No contexto sociopolítico em que vivemos prevalece “a ideia de um crescimento infinito ou ilimitado, que tanto entusiasmou os economistas, os teóricos da finança e da tecnologia. Isto supõe a mentira da disponibilidade infinita dos bens do planeta, que leva a ‘espremê-lo’ até ao limite e para além do mesmo. Trata-se do falso pressuposto de que existe uma quantidade ilimitada de energia e de recursos a serem utilizados, que a sua regeneração é possível de imediato e que os efeitos negativos das manipulações da ordem natural podem ser facilmente absorvidos” [106].

2. O RELATO BÍBLICO DA CRIAÇÃO
Num passado não tão distante, o texto bíblico sobre a Criação (Gênesis 1-2) foi interpretado num sentido quase exclusivamente antropocêntrico. Afirmava-se que o ser humano é “dono absoluto” da Terra e dos demais seres [116/200]. Uma hermenêutica correta obriga-nos a corrigir tal distorção, interpretando o mandato de ‘dominar’ como “cultivar e guardar” o jardim do mundo (cf. Gn 2,15). “Enquanto ‘cultivar’ quer dizer lavrar ou trabalhar um terreno, ‘guardar’ significa proteger, cuidar, preservar, velar. Isso implica uma relação de reciprocidade responsável entre o ser humano e a Natureza” [67]. A singularidade do ser humano, no conjunto da Criação, não pode ser “motivo de glória pessoal nem de domínio irresponsável, mas uma capacidade diferente que impõe uma grave responsabilidade derivada de sua fé” (220/81].

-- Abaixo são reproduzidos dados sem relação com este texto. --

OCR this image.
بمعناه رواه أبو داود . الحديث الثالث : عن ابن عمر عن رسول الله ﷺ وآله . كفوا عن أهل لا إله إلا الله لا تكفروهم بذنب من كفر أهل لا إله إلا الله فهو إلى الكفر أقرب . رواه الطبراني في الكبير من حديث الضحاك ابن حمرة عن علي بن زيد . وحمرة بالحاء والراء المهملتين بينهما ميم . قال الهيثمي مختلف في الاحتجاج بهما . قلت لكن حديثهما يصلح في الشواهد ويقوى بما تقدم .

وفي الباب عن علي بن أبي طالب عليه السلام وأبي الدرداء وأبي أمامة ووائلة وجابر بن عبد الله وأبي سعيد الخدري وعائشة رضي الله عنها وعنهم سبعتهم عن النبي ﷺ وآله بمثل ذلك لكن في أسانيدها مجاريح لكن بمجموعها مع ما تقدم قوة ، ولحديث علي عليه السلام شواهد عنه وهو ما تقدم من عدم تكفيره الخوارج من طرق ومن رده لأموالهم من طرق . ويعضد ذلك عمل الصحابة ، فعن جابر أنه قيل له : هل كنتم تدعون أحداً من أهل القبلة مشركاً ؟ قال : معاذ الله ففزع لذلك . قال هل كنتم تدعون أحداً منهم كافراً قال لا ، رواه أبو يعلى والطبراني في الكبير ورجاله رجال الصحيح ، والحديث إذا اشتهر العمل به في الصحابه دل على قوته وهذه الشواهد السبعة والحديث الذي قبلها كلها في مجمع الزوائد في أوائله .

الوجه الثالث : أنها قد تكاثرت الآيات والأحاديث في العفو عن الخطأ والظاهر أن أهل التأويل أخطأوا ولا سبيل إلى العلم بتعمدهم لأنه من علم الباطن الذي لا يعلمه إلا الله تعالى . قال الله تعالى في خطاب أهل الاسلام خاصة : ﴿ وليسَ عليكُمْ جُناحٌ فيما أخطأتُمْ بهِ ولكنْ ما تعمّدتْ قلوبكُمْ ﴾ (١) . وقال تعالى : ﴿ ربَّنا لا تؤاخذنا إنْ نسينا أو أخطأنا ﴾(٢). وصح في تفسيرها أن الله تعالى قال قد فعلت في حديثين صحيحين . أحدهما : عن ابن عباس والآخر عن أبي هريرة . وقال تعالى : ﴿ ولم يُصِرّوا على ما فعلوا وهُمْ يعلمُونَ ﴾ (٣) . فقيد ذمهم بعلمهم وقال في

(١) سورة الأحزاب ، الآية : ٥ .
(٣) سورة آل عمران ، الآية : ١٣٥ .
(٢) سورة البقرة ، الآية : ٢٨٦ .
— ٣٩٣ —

“O conjunto do universo, com as suas múltiplas relações, mostra melhor a riqueza inesgotável de Deus. Santo Tomás de Aquino sublinhava, sabiamente, que a multiplicidade e a variedade ‘provêm da intenção do primeiro agente’, o qual quis que ‘o que falta a cada coisa, para representar a bondade divina, seja suprido pelas outras’, pois a sua bondade ‘não pode ser convenientemente representada por uma só criatura’. Por isso, precisamos de individuar a variedade das coisas nas suas múltiplas relações” [86].
Na realidade, as criaturas do mundo “não podem ser consideradas um bem sem dono: ‘Todas são tuas, ó Senhor, que amas a vida’ (Sb11, 26). Isto gera a convicção de que nós e todos os seres do universo, sendo criados pelo mesmo Pai, estamos unidos por laços invisíveis e formamos uma espécie de família universal, uma comunhão sublime que nos impele a um respeito sagrado, amoroso e humilde” [89]. Na visão cristã, toda a Criação “é um projeto do amor de Deus, em que cada criatura tem um valor e um significado”. Devemos concebê-la “como um dom que vem das mãos abertas do Pai de todos, como uma realidade iluminada pelo amor que nos chama a uma comunhão universal” [76/77]. Destarte, “todo o universo material é uma linguagem do amor de Deus, do seu carinho sem medida por nós. O solo, a água, as montanhas: tudo é carícia de Deus” [84].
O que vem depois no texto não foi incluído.